Service Account Key rules

Rule definitions

 rules:
  # The max allowed age of user managed service account keys (in days)
  - name: Service account keys not rotated
    resource:
      - type: organization
        resource_ids:
          - '*'
    max_age: 100 # days
  • name
    • Description: The name of the rule
    • Valid values: String.
  • type
    • Description: The type of the resource this rule applies to.
    • Valid values: String, one of organization, folder or project.
  • resource_ids
    • Description: The id of the resource this rule applies to.
    • Valid values: String, you can use * to match for all.
  • max_age
    • Description: The maximum number of days at which your service account keys can exist before rotation is required.
    • Valid values: String, number of days.

Kubernetes Engine rules

Rule definition

rules:
  - name: logging should be enabled
    resource:
      - type: project
        resource_ids:
          - '*'
    key: loggingService
    mode: whitelist
    values:
      - logging.googleapis.com
  • name
    • Description: The name of the rule.
    • Valid values: String.
  • resource
    • type
      • Description: The type of the resource.
      • Valid values: One of organization, folder or project.
    • resource_ids
      • Description: A list of one or more resource ids to match.
      • Valid values: String, you can use * to match for all.
  • key
    • Description: A JMESPath expression that extracts values from the JSON representation of a GKE cluster.

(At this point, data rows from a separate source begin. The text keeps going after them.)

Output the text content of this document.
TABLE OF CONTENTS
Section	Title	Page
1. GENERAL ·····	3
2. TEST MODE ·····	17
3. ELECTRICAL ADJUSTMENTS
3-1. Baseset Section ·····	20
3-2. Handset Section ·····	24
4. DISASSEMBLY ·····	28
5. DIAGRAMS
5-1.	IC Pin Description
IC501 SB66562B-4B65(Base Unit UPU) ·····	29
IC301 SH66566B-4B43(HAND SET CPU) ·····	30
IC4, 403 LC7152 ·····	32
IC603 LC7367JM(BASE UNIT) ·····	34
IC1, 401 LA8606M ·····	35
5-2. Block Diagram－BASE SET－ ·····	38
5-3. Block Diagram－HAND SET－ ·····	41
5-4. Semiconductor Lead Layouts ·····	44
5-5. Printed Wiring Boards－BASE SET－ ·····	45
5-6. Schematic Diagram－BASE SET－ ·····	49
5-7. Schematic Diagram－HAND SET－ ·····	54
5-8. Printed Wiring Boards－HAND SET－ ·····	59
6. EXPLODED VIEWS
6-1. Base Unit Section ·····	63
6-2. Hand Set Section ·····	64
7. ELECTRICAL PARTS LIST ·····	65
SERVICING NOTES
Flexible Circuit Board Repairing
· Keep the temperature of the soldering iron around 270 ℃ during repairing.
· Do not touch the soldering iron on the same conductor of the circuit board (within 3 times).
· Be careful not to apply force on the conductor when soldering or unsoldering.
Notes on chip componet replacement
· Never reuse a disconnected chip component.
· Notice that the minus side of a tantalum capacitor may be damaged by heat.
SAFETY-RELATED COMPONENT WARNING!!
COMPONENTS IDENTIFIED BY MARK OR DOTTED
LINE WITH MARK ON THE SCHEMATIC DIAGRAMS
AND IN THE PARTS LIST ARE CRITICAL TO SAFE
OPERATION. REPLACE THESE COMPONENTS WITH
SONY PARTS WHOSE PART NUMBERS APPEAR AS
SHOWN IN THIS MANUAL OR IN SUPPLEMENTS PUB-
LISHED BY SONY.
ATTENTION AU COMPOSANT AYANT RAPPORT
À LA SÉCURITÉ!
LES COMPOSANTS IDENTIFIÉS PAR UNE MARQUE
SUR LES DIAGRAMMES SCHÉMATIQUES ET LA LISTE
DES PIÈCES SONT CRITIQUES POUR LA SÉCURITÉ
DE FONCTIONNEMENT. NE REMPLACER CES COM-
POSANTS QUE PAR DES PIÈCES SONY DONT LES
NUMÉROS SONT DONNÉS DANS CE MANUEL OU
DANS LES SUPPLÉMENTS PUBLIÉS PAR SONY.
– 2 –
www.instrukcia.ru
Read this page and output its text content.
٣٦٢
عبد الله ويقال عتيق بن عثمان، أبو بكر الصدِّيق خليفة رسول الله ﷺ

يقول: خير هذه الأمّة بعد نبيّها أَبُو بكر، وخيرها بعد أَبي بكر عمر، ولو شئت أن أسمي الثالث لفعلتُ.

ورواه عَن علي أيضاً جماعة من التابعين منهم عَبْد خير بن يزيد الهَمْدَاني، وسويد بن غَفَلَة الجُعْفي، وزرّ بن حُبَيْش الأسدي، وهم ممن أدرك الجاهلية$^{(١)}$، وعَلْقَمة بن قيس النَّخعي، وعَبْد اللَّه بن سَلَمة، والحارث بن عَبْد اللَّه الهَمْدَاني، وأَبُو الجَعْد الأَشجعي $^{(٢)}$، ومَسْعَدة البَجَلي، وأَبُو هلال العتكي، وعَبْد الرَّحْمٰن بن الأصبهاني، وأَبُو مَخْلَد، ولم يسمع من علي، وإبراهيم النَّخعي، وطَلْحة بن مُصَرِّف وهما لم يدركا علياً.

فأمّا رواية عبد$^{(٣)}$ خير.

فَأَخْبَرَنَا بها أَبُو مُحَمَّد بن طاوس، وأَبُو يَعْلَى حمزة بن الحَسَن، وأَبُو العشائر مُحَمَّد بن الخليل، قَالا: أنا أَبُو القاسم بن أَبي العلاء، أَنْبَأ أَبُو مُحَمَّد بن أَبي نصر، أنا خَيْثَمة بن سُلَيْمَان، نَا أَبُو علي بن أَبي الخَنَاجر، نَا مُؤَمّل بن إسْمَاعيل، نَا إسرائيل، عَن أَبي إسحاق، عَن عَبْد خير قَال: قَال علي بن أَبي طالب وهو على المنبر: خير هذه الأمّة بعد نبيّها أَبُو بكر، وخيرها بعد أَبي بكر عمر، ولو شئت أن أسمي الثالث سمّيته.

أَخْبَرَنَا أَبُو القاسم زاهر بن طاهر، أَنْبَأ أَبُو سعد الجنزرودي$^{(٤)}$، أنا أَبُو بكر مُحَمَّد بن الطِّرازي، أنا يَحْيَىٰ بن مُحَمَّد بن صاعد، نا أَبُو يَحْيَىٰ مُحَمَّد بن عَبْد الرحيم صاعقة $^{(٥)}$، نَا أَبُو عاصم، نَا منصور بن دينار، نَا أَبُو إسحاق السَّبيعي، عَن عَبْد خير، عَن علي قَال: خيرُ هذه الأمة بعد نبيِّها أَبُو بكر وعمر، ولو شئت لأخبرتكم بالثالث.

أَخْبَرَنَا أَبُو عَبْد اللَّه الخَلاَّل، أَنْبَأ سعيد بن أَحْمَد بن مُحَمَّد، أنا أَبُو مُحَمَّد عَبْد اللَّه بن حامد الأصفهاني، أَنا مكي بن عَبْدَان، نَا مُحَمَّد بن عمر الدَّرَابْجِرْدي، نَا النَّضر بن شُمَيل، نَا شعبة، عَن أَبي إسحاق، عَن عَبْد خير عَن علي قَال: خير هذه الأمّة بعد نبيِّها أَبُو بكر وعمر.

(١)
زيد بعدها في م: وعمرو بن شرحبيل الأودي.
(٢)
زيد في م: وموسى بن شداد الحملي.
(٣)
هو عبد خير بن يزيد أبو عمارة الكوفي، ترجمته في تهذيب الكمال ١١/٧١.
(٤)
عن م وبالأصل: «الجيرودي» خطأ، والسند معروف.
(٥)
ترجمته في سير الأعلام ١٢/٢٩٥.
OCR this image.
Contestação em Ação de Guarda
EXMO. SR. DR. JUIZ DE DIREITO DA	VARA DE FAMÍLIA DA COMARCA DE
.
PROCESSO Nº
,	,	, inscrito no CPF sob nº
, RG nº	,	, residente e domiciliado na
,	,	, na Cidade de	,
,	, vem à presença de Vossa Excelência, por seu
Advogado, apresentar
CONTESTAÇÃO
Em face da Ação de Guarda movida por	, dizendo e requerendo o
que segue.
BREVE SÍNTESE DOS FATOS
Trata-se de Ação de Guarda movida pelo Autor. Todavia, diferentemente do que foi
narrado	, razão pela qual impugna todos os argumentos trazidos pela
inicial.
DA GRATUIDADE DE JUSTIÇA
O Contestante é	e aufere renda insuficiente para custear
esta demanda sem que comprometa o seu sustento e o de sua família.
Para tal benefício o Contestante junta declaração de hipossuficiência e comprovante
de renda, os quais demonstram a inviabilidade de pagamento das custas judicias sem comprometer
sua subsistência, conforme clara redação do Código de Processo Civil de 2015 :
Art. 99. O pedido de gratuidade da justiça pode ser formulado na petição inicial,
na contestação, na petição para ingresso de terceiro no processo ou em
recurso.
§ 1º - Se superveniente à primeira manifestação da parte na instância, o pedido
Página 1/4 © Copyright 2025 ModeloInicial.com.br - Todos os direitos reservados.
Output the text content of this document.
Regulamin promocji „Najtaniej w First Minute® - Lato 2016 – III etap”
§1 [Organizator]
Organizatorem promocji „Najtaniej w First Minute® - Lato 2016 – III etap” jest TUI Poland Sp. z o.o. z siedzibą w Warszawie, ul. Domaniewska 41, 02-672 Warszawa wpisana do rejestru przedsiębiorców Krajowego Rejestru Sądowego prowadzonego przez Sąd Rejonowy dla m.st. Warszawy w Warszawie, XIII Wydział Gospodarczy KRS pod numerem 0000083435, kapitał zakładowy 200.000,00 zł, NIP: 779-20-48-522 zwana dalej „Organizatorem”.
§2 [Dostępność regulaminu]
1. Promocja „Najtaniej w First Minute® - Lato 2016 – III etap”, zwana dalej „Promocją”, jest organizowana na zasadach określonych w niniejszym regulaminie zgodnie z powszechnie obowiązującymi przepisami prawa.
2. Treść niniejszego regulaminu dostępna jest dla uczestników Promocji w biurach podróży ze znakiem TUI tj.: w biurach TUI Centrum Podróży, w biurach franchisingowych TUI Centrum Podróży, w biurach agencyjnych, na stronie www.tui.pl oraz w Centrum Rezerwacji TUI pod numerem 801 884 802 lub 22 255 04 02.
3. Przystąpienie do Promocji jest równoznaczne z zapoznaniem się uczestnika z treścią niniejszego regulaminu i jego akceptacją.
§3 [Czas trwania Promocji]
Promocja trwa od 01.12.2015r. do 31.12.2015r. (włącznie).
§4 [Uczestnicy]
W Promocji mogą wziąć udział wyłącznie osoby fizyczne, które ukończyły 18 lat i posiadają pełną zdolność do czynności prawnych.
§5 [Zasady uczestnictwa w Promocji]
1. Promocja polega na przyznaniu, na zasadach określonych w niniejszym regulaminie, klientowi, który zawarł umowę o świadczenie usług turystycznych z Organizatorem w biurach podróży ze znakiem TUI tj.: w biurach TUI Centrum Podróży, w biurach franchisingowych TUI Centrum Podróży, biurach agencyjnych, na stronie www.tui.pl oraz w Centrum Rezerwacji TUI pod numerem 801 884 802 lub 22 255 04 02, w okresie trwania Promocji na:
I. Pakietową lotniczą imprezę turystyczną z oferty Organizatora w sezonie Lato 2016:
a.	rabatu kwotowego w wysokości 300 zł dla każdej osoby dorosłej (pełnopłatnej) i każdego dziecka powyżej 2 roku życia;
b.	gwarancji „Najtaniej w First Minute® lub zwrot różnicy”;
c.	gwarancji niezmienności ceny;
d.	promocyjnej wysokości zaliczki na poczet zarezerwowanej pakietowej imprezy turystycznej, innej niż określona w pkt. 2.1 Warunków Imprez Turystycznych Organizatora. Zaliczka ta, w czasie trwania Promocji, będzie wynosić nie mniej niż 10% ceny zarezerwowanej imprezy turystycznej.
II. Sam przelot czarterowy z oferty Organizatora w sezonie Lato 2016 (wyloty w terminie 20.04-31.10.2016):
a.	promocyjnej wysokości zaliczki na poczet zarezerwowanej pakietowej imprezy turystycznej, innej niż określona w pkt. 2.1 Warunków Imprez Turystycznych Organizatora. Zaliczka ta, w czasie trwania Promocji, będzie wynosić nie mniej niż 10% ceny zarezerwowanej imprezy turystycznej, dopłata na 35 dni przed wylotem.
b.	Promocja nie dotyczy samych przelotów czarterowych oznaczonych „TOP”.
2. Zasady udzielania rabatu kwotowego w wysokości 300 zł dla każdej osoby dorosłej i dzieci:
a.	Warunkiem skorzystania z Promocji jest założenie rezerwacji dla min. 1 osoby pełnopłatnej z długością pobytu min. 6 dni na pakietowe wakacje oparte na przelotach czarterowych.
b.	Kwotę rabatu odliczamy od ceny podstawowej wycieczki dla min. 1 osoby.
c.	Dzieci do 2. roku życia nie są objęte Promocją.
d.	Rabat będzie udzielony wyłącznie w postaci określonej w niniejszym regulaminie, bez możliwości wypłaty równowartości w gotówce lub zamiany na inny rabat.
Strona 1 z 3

      Tip: to find the JSON representation of your cluster use gcloud --format=json container clusters describe <name>

    • Valid values: String, must be a well-formed JMESPath expression.

  • mode
    • Description: Choose whether or not the list of values will be interpreted as a whitelist or a blacklist.
    • Valid values: String. Must be whitelist or blacklist.

values`

  • Description: The list of values that the rule looks for.
    • If mode is set to whitelist, the rule generates a violation if the value extracted from a cluster is NOT on this list.
    • If mode is set to blacklist, the rule generates a violation if the value extracted from a cluster IS on the list.
  • Valid values: A list of any valid YAML values.

    Tip: Pay attention to the data types that you enter here. If the JMESPath expression in key extracts an integer, you probably want integers in this list. Similarly, if the expression extracts a list of values, you need to provide lists.